Not one of my strong points. Oh, I'm terrific at throwing out things, but letting go is a whole different thing. My new banner for this blog is an example. It is the original Emma Tree - before there was even an Emma. It was a mural at our old photo lab - it had real limbs attached to it that I decorated seasonally, and absolute joy in every brushstroke. When we moved, it killed me to leave it behind. I had it all figured out - I planned a ritual where I would paint over it - I couldn't dare let our old landlords do that. How could they possibly understand what it meant? It was something I needed to do alone - I needed to say my goodbyes to the tree, to the space, to the time spent there.

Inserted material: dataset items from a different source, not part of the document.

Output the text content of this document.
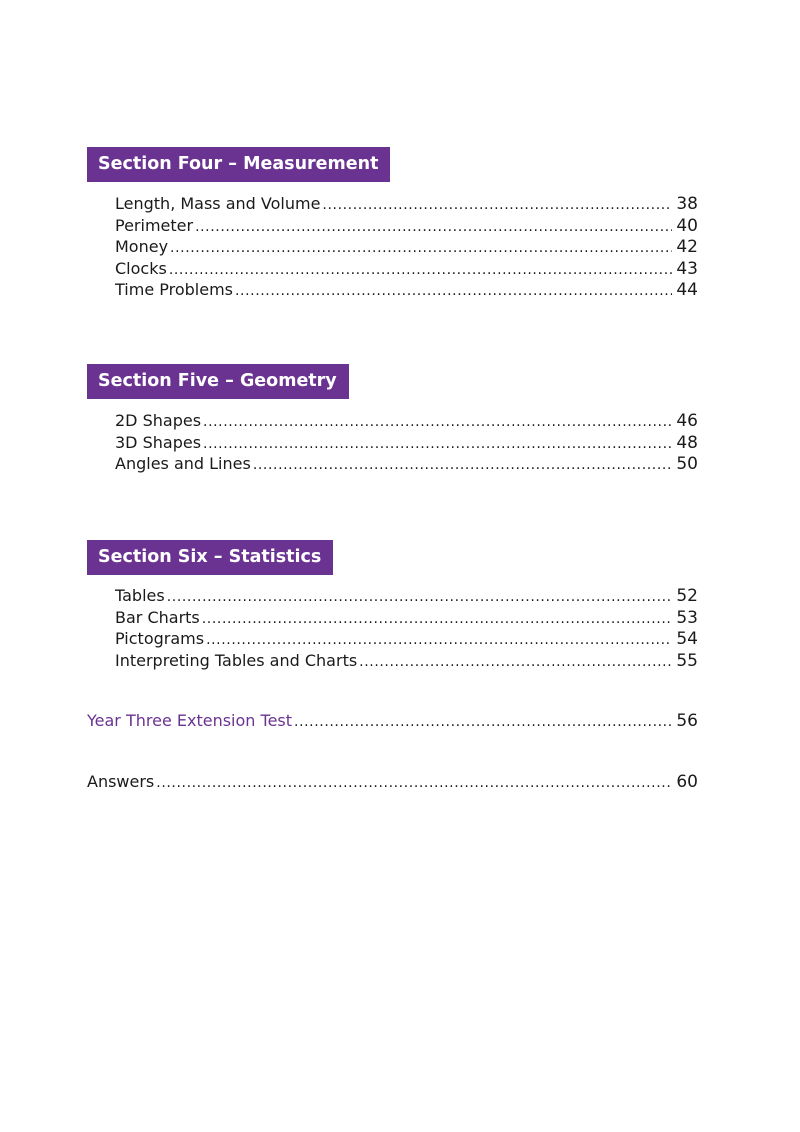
Section Four – Measurement
Length, Mass and Volume .....	38
Perimeter .....	40
Money .....	42
Clocks .....	43
Time Problems .....	44
Section Five – Geometry
2D Shapes .....	46
3D Shapes .....	48
Angles and Lines .....	50
Section Six – Statistics
Tables .....	52
Bar Charts .....	53
Pictograms .....	54
Interpreting Tables and Charts .....	55
Year Three Extension Test .....	56
Answers .....	60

But I got sick. Very sick. A month's worth of fever sick - the hospital 2ce sick. Then my across the street neighbor - Mary (Our Lady of Lindsey Lane, and in her 90s) fell and broke her hip about the time I began to feel better & the care of her cats fell to me. I could barely get to work & back & take care of my cat, Maggie, and then across the street to Mary's house every night. But eventually I got better & eventually Mary got better. The day she came home was final moving day for our business & I hadn't even taken remembrance photos of my tree, much less managed the time for my goodbye ritual. In the absolute final hours, I snapped some photos. That night, after we moved, moved, moved, moved, moved stuff, I broke down in tears. I stayed after everyone else had gone, and just sat on the floor and said goodbye to all those years. This was the tree that greeted me every morning during the years we worked 70 & 80 hour weeks for months on end. This was the tree that was there when my father got sick, the tree that stood by when he died, the tree that was there when (one month later) the real Emma made her appearance. When Michael & I ended our workdays with our ritual - me reading out loud to him - this was the tree that kept us company.

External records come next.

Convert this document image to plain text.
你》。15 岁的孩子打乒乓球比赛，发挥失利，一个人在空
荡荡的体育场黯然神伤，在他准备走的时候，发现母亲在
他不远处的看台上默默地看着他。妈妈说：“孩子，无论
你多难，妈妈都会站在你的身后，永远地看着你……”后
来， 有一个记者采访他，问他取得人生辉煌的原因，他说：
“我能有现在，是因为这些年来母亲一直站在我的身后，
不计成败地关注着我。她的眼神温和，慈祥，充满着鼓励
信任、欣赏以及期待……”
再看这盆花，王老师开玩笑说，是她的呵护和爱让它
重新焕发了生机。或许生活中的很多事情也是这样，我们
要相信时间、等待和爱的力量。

But then we were gone & I swore I would never paint another mural. And I've kept my promise to myself - this lab has a tree I've built onto the wall - it can be dismantled & I can take it with me if we move again. It also has real limbs, and it gets decorated seasonally - strangers going by will stop in just to get a close-up look - and it's just as wonderful in its own way. But when looking for photos to design a new banner, I came across my old, final-moment snapshots. There she was. The original Emma Tree. And I knew I could have her back. I could see her every day.